NY Board of Elections Says Ballot Scanners Switched Votes in 2009 General Election

by Howard Stanislevic

The Help America Vote Act does not require computerized vote counting. But earlier this year in U. S. District Court, the New York State Board of Elections (SBoE) and the U. S. Department of Justice agreed that the Board would certify a new optical scan computerized voting system by December 15, 2009. As that date approaches, the Board is displaying a dismissive attitude toward the risks and problems encountered with the systems they say they will certify.

At a November 12th State Senate Elections Committee hearing in New York City, SBoE Co-Chair Douglas Kellner testified about what he called "glitches" in the programming in one of the new systems that went undetected by Erie County election officials in the 2009 general election.
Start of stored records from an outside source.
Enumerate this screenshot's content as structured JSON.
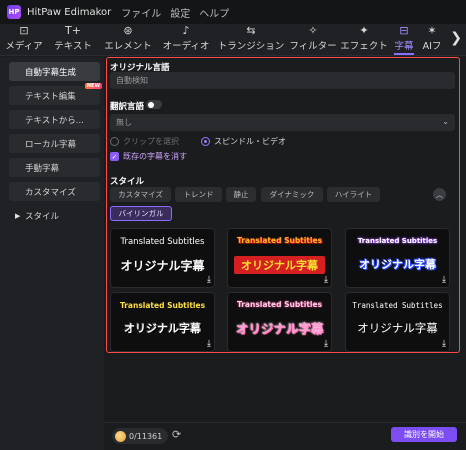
{
  "app": {
    "title": "HitPaw Edimakor",
    "logo_text": "HP"
  },
  "menu": [
    "ファイル",
    "設定",
    "ヘルプ"
  ],
  "toolbar": {
    "tabs": [
      {
        "label": "メディア",
        "icon": "media-icon",
        "glyph": "⊡"
      },
      {
        "label": "テキスト",
        "icon": "text-icon",
        "glyph": "T+"
      },
      {
        "label": "エレメント",
        "icon": "element-icon",
        "glyph": "⊛"
      },
      {
        "label": "オーディオ",
        "icon": "audio-icon",
        "glyph": "♪"
      },
      {
        "label": "トランジション",
        "icon": "transition-icon",
        "glyph": "⇆"
      },
      {
        "label": "フィルター",
        "icon": "filter-icon",
        "glyph": "✧"
      },
      {
        "label": "エフェクト",
        "icon": "effect-icon",
        "glyph": "✦"
      },
      {
        "label": "字幕",
        "icon": "subtitle-icon",
        "glyph": "⊟"
      },
      {
        "label": "AIフ",
        "icon": "ai-icon",
        "glyph": "✶"
      }
    ],
    "active_index": 7,
    "more_glyph": "❯"
  },
  "sidebar": {
    "items": [
      {
        "label": "自動字幕生成"
      },
      {
        "label": "テキスト編集",
        "badge": "NEW"
      },
      {
        "label": "テキストから..."
      },
      {
        "label": "ローカル字幕"
      },
      {
        "label": "手動字幕"
      },
      {
        "label": "カスタマイズ"
      },
      {
        "label": "スタイル",
        "caret": "▶"
      }
    ]
  },
  "panel": {
    "original_language_label": "オリジナル言語",
    "original_language_value": "自動検知",
    "translation_label": "翻訳言語",
    "translation_value": "無し",
    "chevron": "⌄",
    "radio_clip": "クリップを選択",
    "radio_spindle": "スピンドル・ビデオ",
    "check_delete": "既存の字幕を消す",
    "check_mark": "✓",
    "style_label": "スタイル",
    "style_chips": [
      "カスタマイズ",
      "トレンド",
      "静止",
      "ダイナミック",
      "ハイライト"
    ],
    "selected_chip": "バイリンガル",
    "collapse_glyph": "︿"
  },
  "cards": [
    {
      "en": "Translated Subtitles",
      "jp": "オリジナル字幕"
    },
    {
      "en": "Translated Subtitles",
      "jp": "オリジナル字幕"
    },
    {
      "en": "Translated Subtitles",
      "jp": "オリジナル字幕"
    },
    {
      "en": "Translated Subtitles",
      "jp": "オリジナル字幕"
    },
    {
      "en": "Translated Subtitles",
      "jp": "オリジナル字幕"
    },
    {
      "en": "Translated Subtitles",
      "jp": "オリジナル字幕"
    }
  ],
  "download_glyph": "⤓",
  "bottom": {
    "credits": "0/11361",
    "refresh_glyph": "⟳",
    "start_button": "識別を開始"
  },
  "colors": {
    "accent": "#8a6cff",
    "highlight_border": "#ff4a4a",
    "start_button": "#7b4df2"
  }
}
Only after officials noticed some anomalous election results, did they realize their system's configuration files had been compromised.

If future election results are not so anomalous, there is a strong chance such errors will not be detected at all.

Testimony

At the hearing, Commissioner Kellner confirmed our worst fears about e-vote counting (see his testimony below). Kellner stated that in Erie County, during the process of entering ballot programming data, vote switching between candidates had been programmed into the computer (Election Management System or EMS) that, in turn, programed the county's optical scanners. The scanners then proceeded to switch the votes at the polls as the ballots were cast on election day. This real-time vote switching was undetectable by voters, poll workers or other election officials.
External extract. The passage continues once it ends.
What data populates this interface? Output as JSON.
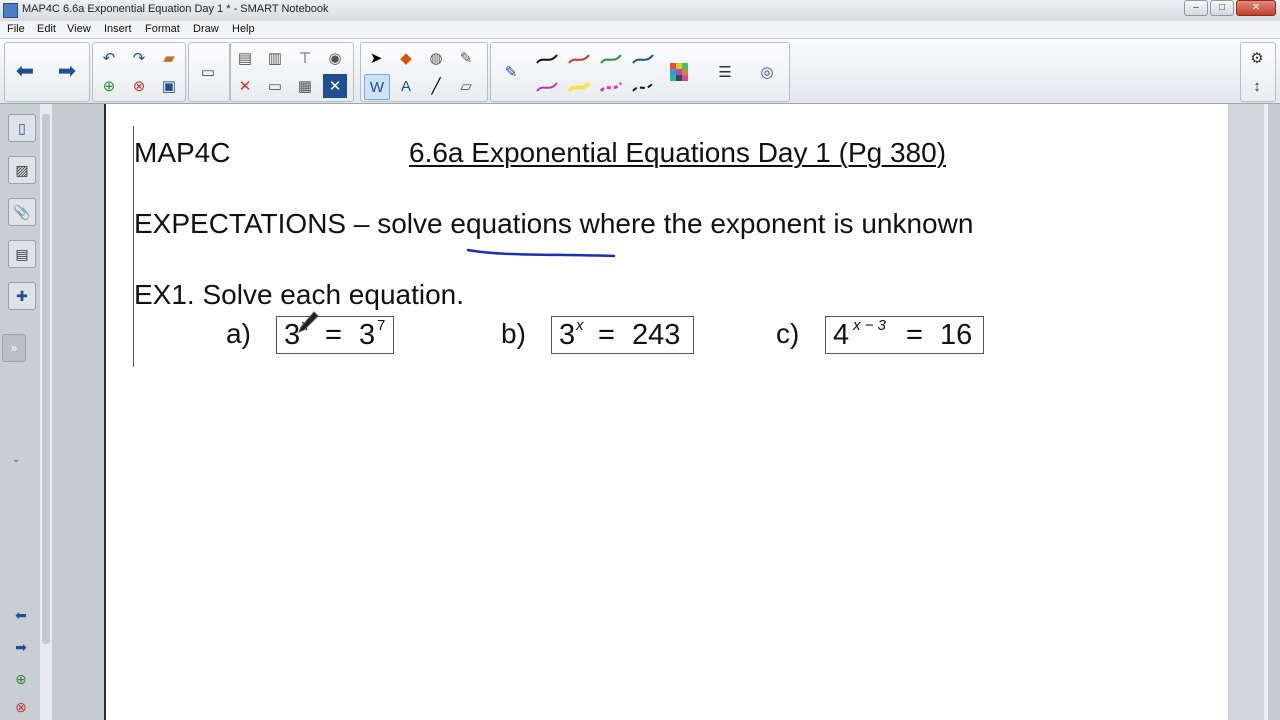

Kellner said in this case the vote switching was detected later because the election results appeared to be implausible. The scanners supposedly failed their pre-election Logic and Accuracy test due to the vote-switching problem. That's good, but county election officials ignored the results of their own tests and held the election using the vote-switching configuration anyway

Commissioner Kellner also stated that this county, which uses ES&S systems, was among the best in the 2009 "pilot" elections (held with real voters and candidates). We don't doubt his word that the errors were eventually corrected. But if Erie was one of the best counties, we'd hate to see one of the worst counties that participated in this experiment.

Different Vendors, Same Design

Different vendors employ the same architecture of centralized EMS programming and configuration. Both of New York's new voting systems (including accessible ballot marking devices) are programmed this way for each election. There are no "stand-alone" voting devices in New York, except the lever voting machines. It is disingenuous to claim otherwise.
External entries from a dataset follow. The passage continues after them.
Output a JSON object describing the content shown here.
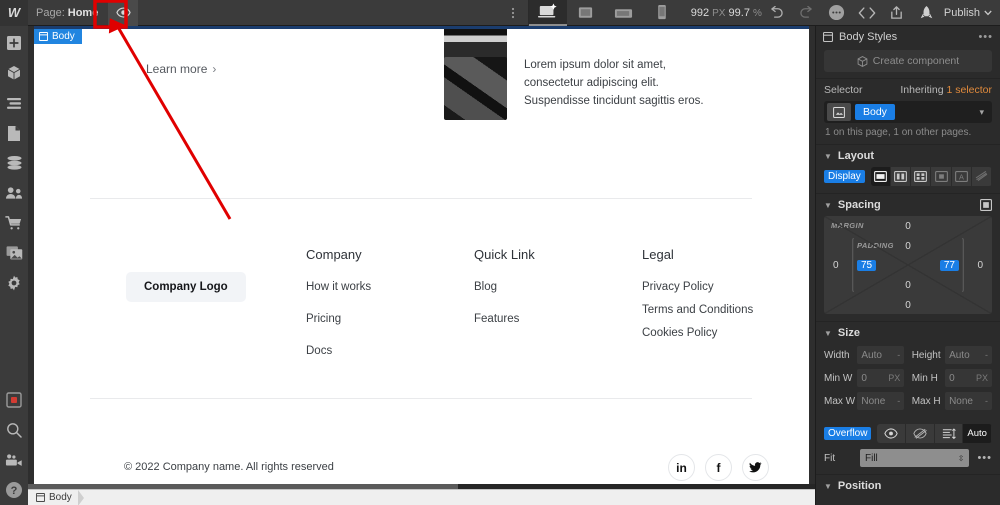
{
  "topbar": {
    "logo": "W",
    "page_prefix": "Page:",
    "page_name": "Home",
    "preview_icon": "eye-icon",
    "more_icon": "vertical-dots-icon",
    "devices": [
      {
        "name": "desktop",
        "label": "desktop-breakpoint",
        "active": true
      },
      {
        "name": "tablet",
        "label": "tablet-breakpoint",
        "active": false
      },
      {
        "name": "mobile-landscape",
        "label": "mobile-landscape-breakpoint",
        "active": false
      },
      {
        "name": "mobile-portrait",
        "label": "mobile-portrait-breakpoint",
        "active": false
      }
    ],
    "canvas_width": "992",
    "canvas_width_unit": "PX",
    "zoom": "99.7",
    "zoom_unit": "%",
    "undo_icon": "undo-icon",
    "redo_icon": "redo-icon",
    "comments_icon": "comments-icon",
    "code_icon": "code-export-icon",
    "share_icon": "share-icon",
    "rocket_icon": "launch-icon",
    "publish_label": "Publish"
  },
  "leftrail": {
    "items": [
      {
        "name": "add-elements",
        "icon": "plus-icon"
      },
      {
        "name": "components",
        "icon": "cube-icon"
      },
      {
        "name": "navigator",
        "icon": "layers-list-icon"
      },
      {
        "name": "pages",
        "icon": "page-icon"
      },
      {
        "name": "cms",
        "icon": "database-icon"
      },
      {
        "name": "users",
        "icon": "people-icon"
      },
      {
        "name": "ecommerce",
        "icon": "cart-icon"
      },
      {
        "name": "assets",
        "icon": "image-icon"
      },
      {
        "name": "settings",
        "icon": "gear-icon"
      }
    ],
    "bottom_items": [
      {
        "name": "interactions",
        "icon": "red-square-icon"
      },
      {
        "name": "search",
        "icon": "search-icon"
      },
      {
        "name": "video-tutorials",
        "icon": "video-camera-icon"
      },
      {
        "name": "help",
        "icon": "question-mark-icon"
      }
    ]
  },
  "canvas": {
    "body_badge": "Body",
    "learn_more": "Learn more",
    "learn_more_chevron": "›",
    "media": [
      {
        "thumb": "dark-abstract-thumbnail-1",
        "text": ""
      },
      {
        "thumb": "dark-abstract-thumbnail-2",
        "text": "Lorem ipsum dolor sit amet, consectetur adipiscing elit. Suspendisse tincidunt sagittis eros."
      }
    ],
    "footer": {
      "logo_text": "Company Logo",
      "columns": [
        {
          "heading": "Company",
          "links": [
            "How it works",
            "Pricing",
            "Docs"
          ]
        },
        {
          "heading": "Quick Link",
          "links": [
            "Blog",
            "Features"
          ]
        },
        {
          "heading": "Legal",
          "links": [
            "Privacy Policy",
            "Terms and Conditions",
            "Cookies Policy"
          ]
        }
      ],
      "copyright": "© 2022 Company name. All rights reserved",
      "socials": [
        {
          "name": "linkedin",
          "glyph": "in"
        },
        {
          "name": "facebook",
          "glyph": "f"
        },
        {
          "name": "twitter",
          "glyph": "twitter-bird"
        }
      ]
    }
  },
  "rightpanel": {
    "tabs": [
      {
        "name": "style",
        "icon": "paintbrush-icon",
        "active": true
      },
      {
        "name": "settings",
        "icon": "gear-icon",
        "active": false
      },
      {
        "name": "interactions",
        "icon": "interactions-icon",
        "active": false
      },
      {
        "name": "effects",
        "icon": "lightning-bolt-icon",
        "active": false
      }
    ],
    "title": "Body Styles",
    "title_icon": "window-icon",
    "title_more": "•••",
    "create_component": "Create component",
    "create_component_icon": "cube-icon",
    "selector": {
      "label": "Selector",
      "inheriting_prefix": "Inheriting",
      "inheriting_value": "1 selector",
      "tag": "Body",
      "tag_icon": "element-icon",
      "caret": "▾",
      "note": "1 on this page, 1 on other pages."
    },
    "layout": {
      "heading": "Layout",
      "display_label": "Display",
      "options": [
        {
          "name": "block",
          "active": true
        },
        {
          "name": "flex",
          "active": false
        },
        {
          "name": "grid",
          "active": false
        },
        {
          "name": "inline-block",
          "active": false
        },
        {
          "name": "inline",
          "active": false
        },
        {
          "name": "none",
          "active": false
        }
      ]
    },
    "spacing": {
      "heading": "Spacing",
      "margin_label": "MARGIN",
      "padding_label": "PADDING",
      "margin": {
        "top": "0",
        "right": "0",
        "bottom": "0",
        "left": "0"
      },
      "padding": {
        "top": "0",
        "right": "77",
        "bottom": "0",
        "left": "75"
      }
    },
    "size": {
      "heading": "Size",
      "rows": [
        {
          "label": "Width",
          "value": "Auto",
          "unit": "-",
          "label2": "Height",
          "value2": "Auto",
          "unit2": "-"
        },
        {
          "label": "Min W",
          "value": "0",
          "unit": "PX",
          "label2": "Min H",
          "value2": "0",
          "unit2": "PX"
        },
        {
          "label": "Max W",
          "value": "None",
          "unit": "-",
          "label2": "Max H",
          "value2": "None",
          "unit2": "-"
        }
      ],
      "overflow_label": "Overflow",
      "overflow_options": [
        {
          "name": "visible",
          "icon": "eye-icon",
          "active": false
        },
        {
          "name": "hidden",
          "icon": "eye-slash-icon",
          "active": false
        },
        {
          "name": "scroll",
          "icon": "scroll-icon",
          "active": false
        },
        {
          "name": "auto",
          "icon": "",
          "label": "Auto",
          "active": true
        }
      ],
      "fit_label": "Fit",
      "fit_value": "Fill",
      "fit_more": "•••"
    },
    "position": {
      "heading": "Position"
    }
  },
  "bottombar": {
    "breadcrumb": "Body",
    "breadcrumb_icon": "window-icon"
  },
  "annotation": {
    "type": "arrow-and-box",
    "color": "#e00000",
    "points_to": "eye-icon"
  }
}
Even if the Logic and Accuracy testing had been done properly and had not been ignored, there is no guarantee that vote switching would have been detected. Computer scientists have proved that such tests can be rigged to perform correctly at any time, while the machines can be rigged to switch votes during the election without detection. Under such conditions, subtle manipulations of vote counts, whether intentional or not, would not be detected.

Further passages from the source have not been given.